O terráqueo se aproximou mais do chão, acomodando melhor o bebê em seu braço para mantê-lo seguro. Gamora fechou os olhos por um segundo, chorou e suspirou antes de beijar demoradamente a cabeça do filho. Então olhou para Peter, e ele não precisava que ela dissesse nada. Uma vida inteira de palavras estava nessa troca de olhares. Seus olhos se apertaram e derramaram mais lágrimas antes de unir seus lábios aos dela. A zehoberi mal tinha forças para correspondê-lo, mas o fez. Os dedos dela roçaram seu rosto, numa última tentativa de lhe transmitir carinho e conforto.

— Eu te amo muito... – ela falou baixo como um sussurro quando segurou sua mão, não voltando a abrir os olhos.

— Eu também te amo. Te amo tanto, Gam...

O bebê emitiu um murmúrio incomodado, e os dedos dela perderam a força nos seus.
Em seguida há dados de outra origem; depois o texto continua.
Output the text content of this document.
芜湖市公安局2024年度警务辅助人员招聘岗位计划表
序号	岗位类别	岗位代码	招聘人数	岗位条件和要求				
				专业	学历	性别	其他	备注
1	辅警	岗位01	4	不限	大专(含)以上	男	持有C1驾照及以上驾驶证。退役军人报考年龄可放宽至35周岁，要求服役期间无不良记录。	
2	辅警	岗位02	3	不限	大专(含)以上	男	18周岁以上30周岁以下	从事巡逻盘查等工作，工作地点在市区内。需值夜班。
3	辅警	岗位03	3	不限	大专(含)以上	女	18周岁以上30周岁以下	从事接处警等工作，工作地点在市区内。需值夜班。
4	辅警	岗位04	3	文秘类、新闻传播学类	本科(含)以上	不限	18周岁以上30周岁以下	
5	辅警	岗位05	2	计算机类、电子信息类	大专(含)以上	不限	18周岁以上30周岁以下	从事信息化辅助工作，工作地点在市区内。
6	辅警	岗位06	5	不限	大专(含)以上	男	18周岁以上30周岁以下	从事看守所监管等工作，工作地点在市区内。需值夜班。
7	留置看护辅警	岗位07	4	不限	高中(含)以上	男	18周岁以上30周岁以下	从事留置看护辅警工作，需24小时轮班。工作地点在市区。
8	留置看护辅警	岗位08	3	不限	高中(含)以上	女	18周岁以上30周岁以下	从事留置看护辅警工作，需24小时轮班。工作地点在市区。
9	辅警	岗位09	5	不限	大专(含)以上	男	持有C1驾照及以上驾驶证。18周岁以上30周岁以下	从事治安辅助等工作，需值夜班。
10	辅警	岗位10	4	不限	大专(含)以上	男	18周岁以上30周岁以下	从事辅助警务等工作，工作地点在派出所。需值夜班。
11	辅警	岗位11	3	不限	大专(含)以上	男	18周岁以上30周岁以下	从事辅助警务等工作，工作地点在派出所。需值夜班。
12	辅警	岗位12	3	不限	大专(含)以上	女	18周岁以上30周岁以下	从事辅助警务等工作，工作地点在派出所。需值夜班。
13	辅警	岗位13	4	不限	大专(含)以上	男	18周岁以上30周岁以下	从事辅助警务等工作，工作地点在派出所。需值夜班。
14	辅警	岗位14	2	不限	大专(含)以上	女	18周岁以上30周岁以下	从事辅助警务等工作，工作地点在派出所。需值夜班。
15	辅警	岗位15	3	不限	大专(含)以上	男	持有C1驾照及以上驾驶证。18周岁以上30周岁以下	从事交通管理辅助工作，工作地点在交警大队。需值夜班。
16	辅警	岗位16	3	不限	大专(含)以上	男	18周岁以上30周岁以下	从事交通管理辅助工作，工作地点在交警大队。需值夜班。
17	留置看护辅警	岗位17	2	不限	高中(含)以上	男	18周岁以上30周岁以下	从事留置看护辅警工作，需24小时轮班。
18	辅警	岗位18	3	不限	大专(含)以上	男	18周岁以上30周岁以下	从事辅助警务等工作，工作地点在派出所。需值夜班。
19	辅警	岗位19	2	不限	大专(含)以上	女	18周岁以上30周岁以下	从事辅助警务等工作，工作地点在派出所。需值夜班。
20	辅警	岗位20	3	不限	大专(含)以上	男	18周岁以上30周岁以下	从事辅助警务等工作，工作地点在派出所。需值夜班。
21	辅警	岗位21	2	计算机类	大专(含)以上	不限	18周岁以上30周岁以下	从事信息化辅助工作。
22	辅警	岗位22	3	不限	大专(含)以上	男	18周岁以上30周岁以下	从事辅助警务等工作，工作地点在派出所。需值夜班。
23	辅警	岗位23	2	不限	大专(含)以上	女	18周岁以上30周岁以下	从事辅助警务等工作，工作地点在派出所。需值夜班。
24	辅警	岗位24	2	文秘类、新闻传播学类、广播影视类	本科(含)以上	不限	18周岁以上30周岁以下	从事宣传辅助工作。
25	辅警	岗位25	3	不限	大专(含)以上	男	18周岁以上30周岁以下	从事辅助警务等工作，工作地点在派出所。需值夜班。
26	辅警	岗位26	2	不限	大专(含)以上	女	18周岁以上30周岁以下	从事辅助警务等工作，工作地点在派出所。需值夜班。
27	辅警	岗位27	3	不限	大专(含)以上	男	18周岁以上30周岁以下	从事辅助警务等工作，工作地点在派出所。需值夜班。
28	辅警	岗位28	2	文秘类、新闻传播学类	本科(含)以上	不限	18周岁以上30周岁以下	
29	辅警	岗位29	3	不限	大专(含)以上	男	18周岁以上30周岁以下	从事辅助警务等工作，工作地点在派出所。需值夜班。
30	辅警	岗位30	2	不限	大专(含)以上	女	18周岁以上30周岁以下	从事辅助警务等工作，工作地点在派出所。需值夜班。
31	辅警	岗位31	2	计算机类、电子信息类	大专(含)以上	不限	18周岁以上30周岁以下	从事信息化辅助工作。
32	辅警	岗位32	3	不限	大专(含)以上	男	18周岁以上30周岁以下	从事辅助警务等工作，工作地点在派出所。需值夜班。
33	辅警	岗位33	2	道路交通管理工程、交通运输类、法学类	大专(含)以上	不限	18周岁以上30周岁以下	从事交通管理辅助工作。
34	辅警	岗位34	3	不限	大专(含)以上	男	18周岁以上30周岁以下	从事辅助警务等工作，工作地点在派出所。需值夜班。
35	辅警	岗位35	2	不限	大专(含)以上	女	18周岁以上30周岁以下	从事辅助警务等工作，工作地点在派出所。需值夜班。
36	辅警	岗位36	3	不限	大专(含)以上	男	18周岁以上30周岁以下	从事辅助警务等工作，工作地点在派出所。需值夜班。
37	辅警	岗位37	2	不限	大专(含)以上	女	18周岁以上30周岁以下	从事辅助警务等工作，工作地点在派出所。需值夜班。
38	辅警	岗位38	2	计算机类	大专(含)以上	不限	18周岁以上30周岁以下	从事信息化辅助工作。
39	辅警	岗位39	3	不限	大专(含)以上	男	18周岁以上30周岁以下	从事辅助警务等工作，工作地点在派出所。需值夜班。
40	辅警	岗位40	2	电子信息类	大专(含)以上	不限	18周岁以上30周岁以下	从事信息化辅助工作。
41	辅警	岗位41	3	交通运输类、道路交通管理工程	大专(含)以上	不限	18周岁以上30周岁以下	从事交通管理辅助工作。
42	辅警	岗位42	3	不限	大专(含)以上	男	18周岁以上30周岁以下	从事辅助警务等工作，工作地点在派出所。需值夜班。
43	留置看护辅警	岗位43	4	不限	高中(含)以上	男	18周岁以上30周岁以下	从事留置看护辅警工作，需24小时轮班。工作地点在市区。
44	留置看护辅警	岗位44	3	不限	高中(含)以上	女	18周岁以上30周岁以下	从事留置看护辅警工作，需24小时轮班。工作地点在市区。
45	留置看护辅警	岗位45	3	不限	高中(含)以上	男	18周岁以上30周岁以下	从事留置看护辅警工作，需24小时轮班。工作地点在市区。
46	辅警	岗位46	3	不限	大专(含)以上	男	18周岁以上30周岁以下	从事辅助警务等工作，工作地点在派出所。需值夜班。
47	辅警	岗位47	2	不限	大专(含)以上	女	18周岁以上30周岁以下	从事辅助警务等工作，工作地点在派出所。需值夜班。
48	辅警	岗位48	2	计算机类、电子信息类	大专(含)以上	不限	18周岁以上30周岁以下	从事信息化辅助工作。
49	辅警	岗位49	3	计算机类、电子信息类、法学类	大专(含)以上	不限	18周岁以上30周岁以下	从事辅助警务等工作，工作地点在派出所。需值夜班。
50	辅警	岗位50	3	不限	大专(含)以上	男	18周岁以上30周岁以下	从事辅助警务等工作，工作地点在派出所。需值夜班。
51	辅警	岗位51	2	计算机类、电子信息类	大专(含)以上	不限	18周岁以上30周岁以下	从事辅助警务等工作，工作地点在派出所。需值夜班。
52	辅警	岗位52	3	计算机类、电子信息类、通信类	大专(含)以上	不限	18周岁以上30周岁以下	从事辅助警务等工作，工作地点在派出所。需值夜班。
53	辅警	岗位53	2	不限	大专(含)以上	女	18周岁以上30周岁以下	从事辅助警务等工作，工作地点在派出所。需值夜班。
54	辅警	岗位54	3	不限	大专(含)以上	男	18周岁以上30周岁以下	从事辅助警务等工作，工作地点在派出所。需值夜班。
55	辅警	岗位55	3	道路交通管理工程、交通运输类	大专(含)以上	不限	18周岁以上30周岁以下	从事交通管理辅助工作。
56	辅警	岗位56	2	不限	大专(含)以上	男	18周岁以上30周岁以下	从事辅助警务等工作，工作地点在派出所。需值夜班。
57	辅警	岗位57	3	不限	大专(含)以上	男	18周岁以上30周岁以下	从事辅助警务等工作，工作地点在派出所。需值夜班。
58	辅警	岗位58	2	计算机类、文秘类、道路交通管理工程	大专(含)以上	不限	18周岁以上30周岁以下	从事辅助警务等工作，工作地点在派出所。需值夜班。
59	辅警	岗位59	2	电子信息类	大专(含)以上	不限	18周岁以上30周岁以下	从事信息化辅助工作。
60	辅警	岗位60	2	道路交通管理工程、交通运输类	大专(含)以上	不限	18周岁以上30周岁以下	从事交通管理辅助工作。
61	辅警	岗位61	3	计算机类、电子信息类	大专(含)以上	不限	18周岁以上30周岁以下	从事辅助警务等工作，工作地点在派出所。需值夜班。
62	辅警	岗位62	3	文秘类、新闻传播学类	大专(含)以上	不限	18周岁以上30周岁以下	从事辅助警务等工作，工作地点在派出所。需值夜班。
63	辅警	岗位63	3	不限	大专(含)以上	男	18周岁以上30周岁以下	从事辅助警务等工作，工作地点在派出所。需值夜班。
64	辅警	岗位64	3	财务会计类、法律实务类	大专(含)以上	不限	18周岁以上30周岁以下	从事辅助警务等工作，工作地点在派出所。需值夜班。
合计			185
Peter sentiu uma dor aguda no peito e tudo ficou escuro e silencioso.

******

Peter acordou com a respiração ofegante, e uma dor no peito muito semelhante a de seu pesadelo. Encolheu-se na cama e tentou se acalmar, aos poucos sentindo a dor ir embora e a tristeza se estabelecer. O quarto aquecido o ajudou a se distanciar do ar gelado de Vormir. Sentou-se na cama e olhou em volta lembrando-se do bebê. Suas emoções confusas oscilavam entre sentir falta do peso e da doçura da criança em seus braços e tentar entender porque estava sentindo falta de uma criança que só existia em seus sonhos.

Respirou fundo para se impedir de entrar em pânico. Era em momentos como esse que Gamora acordaria junto com ele, o faria se deitar em seu colo para afagar seus cabelos e conversar com ele, ou se sentaria contra a cabeceira da cama para puxá-lo para seu peito e pedir que ele fechasse os olhos e se concentrasse nas batidas de seu coração enquanto ela o abraçava, acariciava seu cabelo e lhe contava alguma história ou falava sobre alguma coisa interessante que o distanciasse de seus sonhos. Não tê-la com ele para fazer isso agora era como ser jogado ao mar agitado na pior das tempestades sem nada para se segurar.

— Por que...?

O último pesadelo devia ter ficado em sua cabeça. Fora tão real... A possibilidade de ser verdade não o tinha deixado em paz desde então. Secou as lágrimas que só agora percebeu que corriam pelo seu rosto e encolheu-se num canto da cama, escondendo a cabeça entre os joelhos. Estava doendo, e nada que fizesse ou que fizessem por ele faria a dor ir embora agora.